Mohamed Lamine Bangoura

En outre, le président de la Cour constitutionnelle a rappelé que « le statut de commissaire à la CENI est incompatible à toute velléité visant à faire acte de candidature à une élection politique quelconque. C’est aussi une occasion pour moi d’attirer votre attention sur les attentes légitimes du peuple de Guinée vis-à-vis de la Commission Électorale Nationale Indépendante. Le peuple attend de vous le professionnalisme, la rigueur dans la conduite des échéances électorales, à commencer par les élections législatives qui n’ont pas eu lieu à date échue.

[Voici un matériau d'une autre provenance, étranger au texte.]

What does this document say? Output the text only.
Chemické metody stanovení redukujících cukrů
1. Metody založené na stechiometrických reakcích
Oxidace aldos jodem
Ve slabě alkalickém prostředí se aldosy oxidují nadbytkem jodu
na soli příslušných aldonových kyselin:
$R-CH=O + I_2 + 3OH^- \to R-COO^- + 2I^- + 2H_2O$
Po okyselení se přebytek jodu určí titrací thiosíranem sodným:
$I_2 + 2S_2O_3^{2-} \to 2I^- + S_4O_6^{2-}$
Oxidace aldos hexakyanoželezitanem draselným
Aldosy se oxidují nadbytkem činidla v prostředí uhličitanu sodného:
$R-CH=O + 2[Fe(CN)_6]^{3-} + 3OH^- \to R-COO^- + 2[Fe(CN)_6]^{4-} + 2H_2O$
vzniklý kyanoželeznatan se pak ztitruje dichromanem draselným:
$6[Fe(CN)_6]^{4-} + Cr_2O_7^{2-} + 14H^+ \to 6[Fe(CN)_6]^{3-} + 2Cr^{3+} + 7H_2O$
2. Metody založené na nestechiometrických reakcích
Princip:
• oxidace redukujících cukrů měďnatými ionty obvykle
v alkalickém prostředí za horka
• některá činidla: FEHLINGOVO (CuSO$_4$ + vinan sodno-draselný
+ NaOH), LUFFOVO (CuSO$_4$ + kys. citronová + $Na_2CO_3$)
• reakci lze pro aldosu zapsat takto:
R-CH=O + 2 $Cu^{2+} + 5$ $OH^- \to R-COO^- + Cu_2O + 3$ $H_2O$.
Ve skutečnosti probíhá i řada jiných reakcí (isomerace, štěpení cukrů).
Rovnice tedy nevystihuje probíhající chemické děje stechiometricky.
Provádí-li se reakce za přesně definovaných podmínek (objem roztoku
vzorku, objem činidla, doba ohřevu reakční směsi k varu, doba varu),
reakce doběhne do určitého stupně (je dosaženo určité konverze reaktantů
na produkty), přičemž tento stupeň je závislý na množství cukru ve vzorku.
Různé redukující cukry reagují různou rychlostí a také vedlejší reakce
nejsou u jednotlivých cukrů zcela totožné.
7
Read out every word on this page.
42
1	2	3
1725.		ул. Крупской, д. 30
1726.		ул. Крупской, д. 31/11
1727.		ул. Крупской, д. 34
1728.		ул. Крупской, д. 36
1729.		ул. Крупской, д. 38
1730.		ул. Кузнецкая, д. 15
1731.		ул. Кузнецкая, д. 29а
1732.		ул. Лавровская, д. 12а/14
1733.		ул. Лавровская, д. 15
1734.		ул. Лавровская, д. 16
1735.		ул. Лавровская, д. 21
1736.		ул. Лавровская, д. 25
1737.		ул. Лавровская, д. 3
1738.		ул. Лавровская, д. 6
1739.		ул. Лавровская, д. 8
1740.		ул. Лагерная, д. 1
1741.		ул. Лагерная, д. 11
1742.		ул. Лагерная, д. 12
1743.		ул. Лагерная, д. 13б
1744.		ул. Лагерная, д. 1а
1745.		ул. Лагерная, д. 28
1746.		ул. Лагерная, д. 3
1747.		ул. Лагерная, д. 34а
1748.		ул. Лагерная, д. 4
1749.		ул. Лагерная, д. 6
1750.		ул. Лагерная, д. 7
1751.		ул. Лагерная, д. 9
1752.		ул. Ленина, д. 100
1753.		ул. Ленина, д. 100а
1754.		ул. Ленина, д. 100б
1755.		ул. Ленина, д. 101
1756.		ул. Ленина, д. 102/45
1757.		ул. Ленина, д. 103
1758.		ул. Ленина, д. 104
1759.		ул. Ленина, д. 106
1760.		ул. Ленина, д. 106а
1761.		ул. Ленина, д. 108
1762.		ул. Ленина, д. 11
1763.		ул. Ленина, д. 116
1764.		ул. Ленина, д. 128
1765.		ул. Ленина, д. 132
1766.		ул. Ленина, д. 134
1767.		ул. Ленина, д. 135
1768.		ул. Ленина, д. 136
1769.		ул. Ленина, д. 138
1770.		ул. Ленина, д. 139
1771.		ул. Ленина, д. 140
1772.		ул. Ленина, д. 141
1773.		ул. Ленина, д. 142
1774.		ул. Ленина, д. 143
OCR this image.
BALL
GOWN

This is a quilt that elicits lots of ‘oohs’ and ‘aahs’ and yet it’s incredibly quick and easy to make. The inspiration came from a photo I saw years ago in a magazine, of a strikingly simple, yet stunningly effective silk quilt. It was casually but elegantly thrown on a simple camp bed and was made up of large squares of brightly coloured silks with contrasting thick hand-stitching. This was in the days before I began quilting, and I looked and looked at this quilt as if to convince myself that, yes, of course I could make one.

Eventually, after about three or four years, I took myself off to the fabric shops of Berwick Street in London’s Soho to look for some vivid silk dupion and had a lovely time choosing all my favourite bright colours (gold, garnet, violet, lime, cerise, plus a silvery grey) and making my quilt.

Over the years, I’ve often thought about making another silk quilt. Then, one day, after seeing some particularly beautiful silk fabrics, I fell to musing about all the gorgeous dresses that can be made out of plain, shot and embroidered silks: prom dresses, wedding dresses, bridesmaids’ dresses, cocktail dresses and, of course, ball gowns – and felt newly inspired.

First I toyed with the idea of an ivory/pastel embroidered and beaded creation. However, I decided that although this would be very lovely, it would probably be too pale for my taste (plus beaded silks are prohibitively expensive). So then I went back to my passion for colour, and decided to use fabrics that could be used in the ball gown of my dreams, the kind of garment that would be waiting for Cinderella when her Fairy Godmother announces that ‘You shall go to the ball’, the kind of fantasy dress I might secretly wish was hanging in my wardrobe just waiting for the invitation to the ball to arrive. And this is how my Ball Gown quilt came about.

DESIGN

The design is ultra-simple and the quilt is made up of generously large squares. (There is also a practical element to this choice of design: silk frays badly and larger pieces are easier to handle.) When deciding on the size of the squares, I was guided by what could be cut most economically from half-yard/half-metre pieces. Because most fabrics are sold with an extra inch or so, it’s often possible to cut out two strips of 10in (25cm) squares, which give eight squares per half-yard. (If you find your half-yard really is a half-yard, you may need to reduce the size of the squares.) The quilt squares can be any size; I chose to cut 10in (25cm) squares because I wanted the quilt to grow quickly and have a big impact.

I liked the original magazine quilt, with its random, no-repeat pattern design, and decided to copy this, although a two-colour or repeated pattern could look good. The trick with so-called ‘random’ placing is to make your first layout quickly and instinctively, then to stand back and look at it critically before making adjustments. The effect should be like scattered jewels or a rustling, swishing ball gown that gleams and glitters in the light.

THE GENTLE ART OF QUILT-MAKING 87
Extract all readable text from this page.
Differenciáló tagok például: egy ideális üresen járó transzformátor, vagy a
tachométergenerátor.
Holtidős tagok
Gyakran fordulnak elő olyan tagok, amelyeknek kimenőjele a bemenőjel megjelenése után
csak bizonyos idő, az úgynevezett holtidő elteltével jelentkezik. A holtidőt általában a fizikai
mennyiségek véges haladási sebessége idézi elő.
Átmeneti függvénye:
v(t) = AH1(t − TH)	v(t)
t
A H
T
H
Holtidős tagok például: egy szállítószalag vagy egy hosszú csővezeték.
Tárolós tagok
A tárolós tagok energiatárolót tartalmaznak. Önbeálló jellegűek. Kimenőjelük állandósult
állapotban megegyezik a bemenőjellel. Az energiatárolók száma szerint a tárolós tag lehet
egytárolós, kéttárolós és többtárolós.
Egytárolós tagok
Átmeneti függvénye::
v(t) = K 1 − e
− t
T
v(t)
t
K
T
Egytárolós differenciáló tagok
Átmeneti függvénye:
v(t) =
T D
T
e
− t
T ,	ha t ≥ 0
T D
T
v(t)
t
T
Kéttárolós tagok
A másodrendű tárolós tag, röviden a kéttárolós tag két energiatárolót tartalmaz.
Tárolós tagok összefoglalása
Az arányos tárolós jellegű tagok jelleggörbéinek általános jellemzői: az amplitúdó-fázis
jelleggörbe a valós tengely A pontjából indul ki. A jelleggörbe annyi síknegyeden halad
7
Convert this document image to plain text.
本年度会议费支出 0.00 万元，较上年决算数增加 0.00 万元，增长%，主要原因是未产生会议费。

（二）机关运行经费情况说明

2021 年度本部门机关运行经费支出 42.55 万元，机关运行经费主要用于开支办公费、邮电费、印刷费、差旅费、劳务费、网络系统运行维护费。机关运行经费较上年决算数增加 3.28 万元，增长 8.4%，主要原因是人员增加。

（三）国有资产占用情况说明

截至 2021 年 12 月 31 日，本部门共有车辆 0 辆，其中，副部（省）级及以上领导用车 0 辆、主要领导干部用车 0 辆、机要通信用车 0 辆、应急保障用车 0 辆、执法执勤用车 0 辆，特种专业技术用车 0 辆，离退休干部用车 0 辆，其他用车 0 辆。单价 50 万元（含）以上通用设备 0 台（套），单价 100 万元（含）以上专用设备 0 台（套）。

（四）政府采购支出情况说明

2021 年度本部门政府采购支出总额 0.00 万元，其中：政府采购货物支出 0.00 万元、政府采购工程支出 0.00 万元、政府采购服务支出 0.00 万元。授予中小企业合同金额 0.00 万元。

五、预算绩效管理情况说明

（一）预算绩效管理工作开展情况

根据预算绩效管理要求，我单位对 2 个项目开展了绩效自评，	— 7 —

Face à cette situation, la Cour Constitutionnelle, chargée de la régulation du fonctionnement des institutions et d’attirer l’attention des pouvoirs publics, mais aussi de la pacification de l’espace politique et social, a récemment donné son avis sur la fin du mandat de l’Assemblée nationale. Ce faisant, elle a prévenu qu’un vide institutionnel s’installe au niveau de l’organe législatif de la Nation. J’ai l’espoir que les défis techniques énumérés par l’équipe sortante vont être très rapidement cernés et résolus à la suite de cette prestation de serment. Dans ces conditions, l’élaboration du chronogramme pour la tenue des élections tant attendues ne saura tardée ».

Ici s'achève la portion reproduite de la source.